Eu publiquei no blog dois posts sobre o caso da Irlanda. Veja:

http://thyselfolord.blogspot.com.br/2014/06/associated-press-pede-desculpas-aos.html

e

http://thyselfolord.blogspot.com.br/2014/06/e-o-caso-dos-800-bebes-da-irlanda-culpa.html


Tenha fé na Igreja. Ela não é perfeita, claro. Mas como disse um teólogo, no dia que você encontrar uma Igreja perfeita se junte a ela e ela não será mais perfeita.
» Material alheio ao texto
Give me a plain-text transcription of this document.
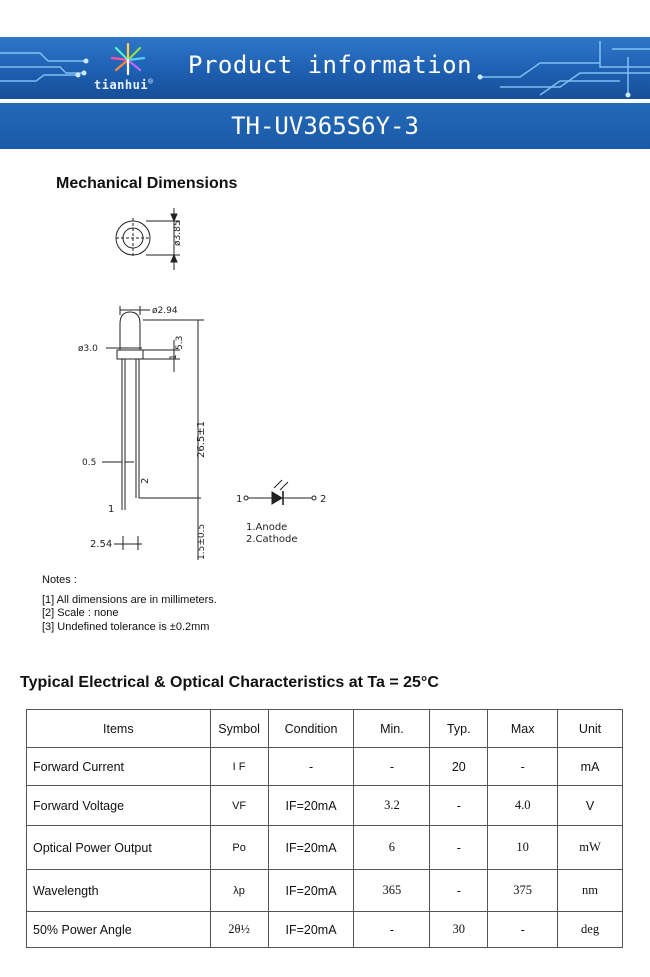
tianhui®
Product information
TH-UV365S6Y-3
Mechanical Dimensions
ø3.85
ø2.94
ø3.0	5.3
1
26.5±1
1.5±0.5
0.5
2.54
1
2
1	2
1.Anode
2.Cathode
Notes :
[1] All dimensions are in millimeters.
[2] Scale : none
[3] Undefined tolerance is ±0.2mm
Typical Electrical & Optical Characteristics at Ta = 25°C
Items	Symbol	Condition	Min.	Typ.	Max	Unit
Forward Current	I F	-	-	20	-	mA
Forward Voltage	VF	IF=20mA	3.2	-	4.0	V
Optical Power Output	Po	IF=20mA	6	-	10	mW
Wavelength	λp	IF=20mA	365	-	375	nm
50% Power Angle	2θ½	IF=20mA	-	30	-	deg
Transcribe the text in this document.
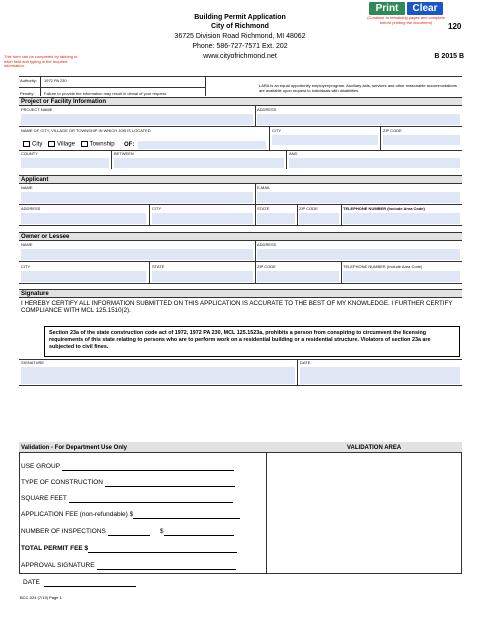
Building Permit Application
City of Richmond
36725 Division Road Richmond, MI 48062
Phone: 586-727-7571 Ext. 202
www.cityofrichmond.net
This form can be completed by tabbing to each field and typing in the required information.
Print	Clear
(Continue to remaining pages and complete before printing the document)	120
B 2015 B
Authority: 1972 PA 230
Penalty: Failure to provide the information may result in denial of your request.
LARA is an equal opportunity employer/program. Auxiliary aids, services and other reasonable accommodations are available upon request to individuals with disabilities.
Project or Facility Information
PROJECT NAME	ADDRESS
NAME OF CITY, VILLAGE OR TOWNSHIP IN WHICH JOB IS LOCATED	CITY	ZIP CODE
City Village Township OF:
COUNTY	BETWEEN	AND
Applicant
NAME	E-MAIL
ADDRESS	CITY	STATE	ZIP CODE	TELEPHONE NUMBER (Include Area Code)
Owner or Lessee
NAME	ADDRESS
CITY	STATE	ZIP CODE	TELEPHONE NUMBER (Include Area Code)
Signature
I HEREBY CERTIFY ALL INFORMATION SUBMITTED ON THIS APPLICATION IS ACCURATE TO THE BEST OF MY KNOWLEDGE. I FURTHER CERTIFY COMPLIANCE WITH MCL 125.1510(2).
Section 23a of the state construction code act of 1972, 1972 PA 230, MCL 125.1523a, prohibits a person from conspiring to circumvent the licensing requirements of this state relating to persons who are to perform work on a residential building or a residential structure. Violators of section 23a are subjected to civil fines.
SIGNATURE	DATE
Validation - For Department Use Only	VALIDATION AREA
USE GROUP
TYPE OF CONSTRUCTION
SQUARE FEET
APPLICATION FEE (non-refundable) $
NUMBER OF INSPECTIONS	$
TOTAL PERMIT FEE $
APPROVAL SIGNATURE
DATE
BCC-024 (7/19) Page 1
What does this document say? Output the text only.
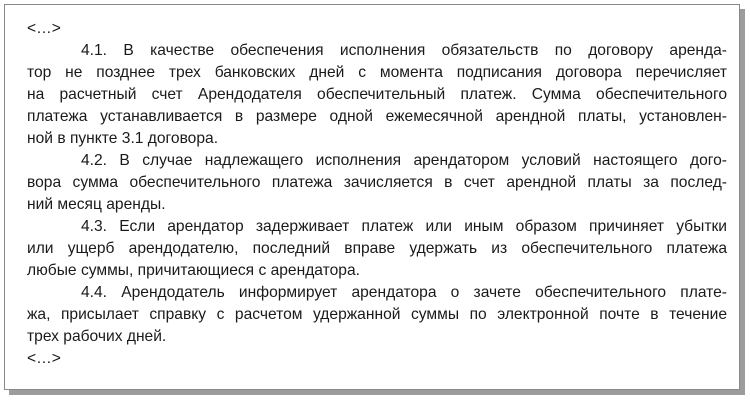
<…>
4.1. В качестве обеспечения исполнения обязательств по договору аренда-
тор не позднее трех банковских дней с момента подписания договора перечисляет
на расчетный счет Арендодателя обеспечительный платеж. Сумма обеспечительного
платежа устанавливается в размере одной ежемесячной арендной платы, установлен-
ной в пункте 3.1 договора.
4.2. В случае надлежащего исполнения арендатором условий настоящего дого-
вора сумма обеспечительного платежа зачисляется в счет арендной платы за послед-
ний месяц аренды.
4.3. Если арендатор задерживает платеж или иным образом причиняет убытки
или ущерб арендодателю, последний вправе удержать из обеспечительного платежа
любые суммы, причитающиеся с арендатора.
4.4. Арендодатель информирует арендатора о зачете обеспечительного плате-
жа, присылает справку с расчетом удержанной суммы по электронной почте в течение
трех рабочих дней.
<…>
E além disso, o mundo luta contra a Igreja não porque ela faça mal ao mundo, mas porque ela leva Cristo.

Abraço,
Pedro Erik

juscelino disse...

Ateu alem de hipocrita é um covarde de carteirinha. Como não tem nada a que se agarrar por isso, é o tipico que chama a mamãe no "inicio do primeiro" aperto. E tem muitas histórias que na hora dos finalmente entregam os pontos nos seus últimos momentos e clamam por quem renegaram a vida toda. E de 99% desses se você questionar se ja entraram numa igreja além de ir para um casamento todos negam.. A maioria é ateu por modismo ou porque o profi lhes pregou isso. São todos ateus sem conhecimento de causa..Mas o mais cruel de aturar esse pessoal é fato de acharem que são o máximo intelectualmente e todo o resto burro e fanatico..

Pedro Erik disse...

É verdade, Juscelino. Incrível como arrogância está sempre presente nos ateus. Eles não estudam teologia mas se apresentam como especialistas.
Abraço
Pedro Erik

Anônimo disse...

Bom dia amigo!
Eu já disse aqui a seguinte frase: assim como o mau pagador deseja que seu credor não exista, o pecador que não quer se converter também deseja que Deus não exista. De certa forma isso nos ajuda a compreender o porquê dos ateus não aceitarem os bons argumentos.
Mas o tipo de ateu que realmente me preocupa é o daqueles que eram crentes e perderam a Fé. Tenho um amigo muito querido que foi um bom católico, mas as dificuldades da sua vida o fizeram perder a Fé. É mais ou menos o que Cristo nos alertou na parábola do semeador, da semente que caiu entre os espinhos e foi sufocada.
Peço suas oraçoes por ele, amigo.
Fique com Deus.
Gustavo.

Pedro Erik disse...

Acontece realmente muito isso, caro Gustavo.
Uma separação um doença e a pessoa passa a odiar Deus. Lembro do cantor Roberto Carlos reagiu contra Deus quando morreu sua esposa.
Mas não tenho tanta preocupação com estes pois é a dor que fala. Quando se acalmarem e puderem ouvir o livro de Jo tem a resposta.